It was springtime at President Donald Trump's Mar-a-Lago club in Palm Beach, Florida, and the favor-seekers were swarming.
In a gold-adorned ballroom filled with Republican donors, an Indian-born industrialist from Illinois pressed Trump to tweet about easing immigration rules for highly skilled workers and their children.
"He gave a million dollars," the president told his guests approvingly, according to a recording of the April 2018 event.
Later that month, in the club's dining room, the president wandered over to one of its newer members, an Australian cardboard magnate who had brought along a reporter to flaunt his access. Trump thanked him for taking out a newspaper ad hailing his role in the construction of an Ohio paper mill and box factory, whose grand opening the president would attend.
And in early March, a Tennessee real estate developer who had donated lavishly to the inauguration and wanted billions in loans from the new administration met the president at the club and asked him for help.

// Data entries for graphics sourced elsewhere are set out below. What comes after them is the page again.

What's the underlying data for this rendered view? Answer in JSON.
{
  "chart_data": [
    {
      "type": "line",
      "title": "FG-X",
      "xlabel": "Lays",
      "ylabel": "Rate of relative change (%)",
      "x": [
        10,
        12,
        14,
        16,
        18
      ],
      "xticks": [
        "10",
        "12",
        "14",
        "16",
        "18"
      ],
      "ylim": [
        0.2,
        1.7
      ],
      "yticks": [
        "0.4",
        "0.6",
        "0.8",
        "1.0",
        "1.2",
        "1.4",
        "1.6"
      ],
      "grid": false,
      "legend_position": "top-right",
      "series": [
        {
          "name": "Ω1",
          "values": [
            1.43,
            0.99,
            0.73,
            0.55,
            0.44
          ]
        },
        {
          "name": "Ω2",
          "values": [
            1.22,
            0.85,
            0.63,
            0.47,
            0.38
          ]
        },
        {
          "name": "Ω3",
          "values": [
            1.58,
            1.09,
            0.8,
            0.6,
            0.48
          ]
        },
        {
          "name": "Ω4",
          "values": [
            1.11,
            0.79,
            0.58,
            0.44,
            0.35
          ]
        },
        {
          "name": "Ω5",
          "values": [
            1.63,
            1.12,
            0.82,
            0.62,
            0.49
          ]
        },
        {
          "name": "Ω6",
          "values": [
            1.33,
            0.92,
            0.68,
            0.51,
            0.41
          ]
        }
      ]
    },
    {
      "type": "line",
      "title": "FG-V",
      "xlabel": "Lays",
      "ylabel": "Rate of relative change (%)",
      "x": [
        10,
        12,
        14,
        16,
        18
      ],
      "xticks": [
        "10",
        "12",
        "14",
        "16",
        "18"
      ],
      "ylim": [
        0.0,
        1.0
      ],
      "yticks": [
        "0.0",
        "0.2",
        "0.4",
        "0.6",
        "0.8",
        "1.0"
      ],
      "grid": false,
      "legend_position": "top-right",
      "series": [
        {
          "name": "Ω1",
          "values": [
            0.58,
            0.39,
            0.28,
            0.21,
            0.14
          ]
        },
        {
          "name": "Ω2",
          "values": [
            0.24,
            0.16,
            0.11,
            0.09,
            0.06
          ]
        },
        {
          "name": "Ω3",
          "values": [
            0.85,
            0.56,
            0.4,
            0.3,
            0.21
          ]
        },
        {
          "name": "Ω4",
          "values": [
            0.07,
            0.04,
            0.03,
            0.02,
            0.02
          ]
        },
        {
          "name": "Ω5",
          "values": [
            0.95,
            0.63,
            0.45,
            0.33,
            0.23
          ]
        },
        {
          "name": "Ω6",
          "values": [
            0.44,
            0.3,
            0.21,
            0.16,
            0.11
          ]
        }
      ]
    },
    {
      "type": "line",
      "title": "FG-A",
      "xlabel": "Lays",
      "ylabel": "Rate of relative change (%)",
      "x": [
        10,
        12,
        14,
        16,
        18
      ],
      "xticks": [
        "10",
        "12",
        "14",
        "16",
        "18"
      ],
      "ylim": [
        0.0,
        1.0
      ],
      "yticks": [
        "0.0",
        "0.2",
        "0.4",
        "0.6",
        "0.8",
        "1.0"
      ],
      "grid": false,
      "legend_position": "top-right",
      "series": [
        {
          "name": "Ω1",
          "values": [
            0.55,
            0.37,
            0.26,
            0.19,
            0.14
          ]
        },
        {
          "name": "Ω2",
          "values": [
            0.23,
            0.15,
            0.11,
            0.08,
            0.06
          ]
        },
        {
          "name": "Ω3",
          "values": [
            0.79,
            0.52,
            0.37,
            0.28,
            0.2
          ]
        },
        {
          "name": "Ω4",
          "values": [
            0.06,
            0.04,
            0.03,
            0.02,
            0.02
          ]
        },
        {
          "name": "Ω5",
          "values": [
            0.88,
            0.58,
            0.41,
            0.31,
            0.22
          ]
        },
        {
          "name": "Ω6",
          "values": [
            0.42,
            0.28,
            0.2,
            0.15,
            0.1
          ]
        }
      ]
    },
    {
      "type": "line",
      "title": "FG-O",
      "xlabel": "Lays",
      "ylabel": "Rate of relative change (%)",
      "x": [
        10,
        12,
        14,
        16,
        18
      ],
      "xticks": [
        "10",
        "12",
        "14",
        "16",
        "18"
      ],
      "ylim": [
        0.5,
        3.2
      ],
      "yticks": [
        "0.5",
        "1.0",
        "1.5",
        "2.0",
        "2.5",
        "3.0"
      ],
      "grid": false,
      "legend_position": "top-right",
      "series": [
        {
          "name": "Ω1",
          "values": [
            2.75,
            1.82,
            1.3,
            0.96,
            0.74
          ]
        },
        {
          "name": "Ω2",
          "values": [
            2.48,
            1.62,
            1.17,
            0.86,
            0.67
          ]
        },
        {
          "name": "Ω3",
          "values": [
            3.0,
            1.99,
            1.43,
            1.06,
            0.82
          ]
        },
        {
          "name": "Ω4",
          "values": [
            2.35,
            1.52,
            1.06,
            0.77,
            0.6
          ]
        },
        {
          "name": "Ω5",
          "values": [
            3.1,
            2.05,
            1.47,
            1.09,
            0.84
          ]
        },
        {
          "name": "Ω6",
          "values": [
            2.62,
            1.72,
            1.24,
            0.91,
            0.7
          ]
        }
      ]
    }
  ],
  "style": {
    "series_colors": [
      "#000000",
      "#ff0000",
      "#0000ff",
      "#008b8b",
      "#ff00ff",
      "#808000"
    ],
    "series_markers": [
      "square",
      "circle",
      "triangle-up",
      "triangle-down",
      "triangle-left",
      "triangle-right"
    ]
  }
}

Trump waved over his personal lawyer, Michael Cohen. "Get it done," the president said, describing the developer as "a very important guy," Cohen recalled in an interview.
Campaigning for president as a Washington outsider, Trump electrified rallies with his vows to "drain the swamp." But he did not merely fail to end Washington's insider culture of lobbying and favor-seeking. He reinvented it, turning his own hotels and resorts into the Beltway's new backrooms, where public and private business mix and special interests reign.
As president-elect, he had pledged to step back from the Trump Organization and recuse himself from his private company's operation. As president, he built a system of direct presidential influence-peddling unrivaled in modern U.S. politics.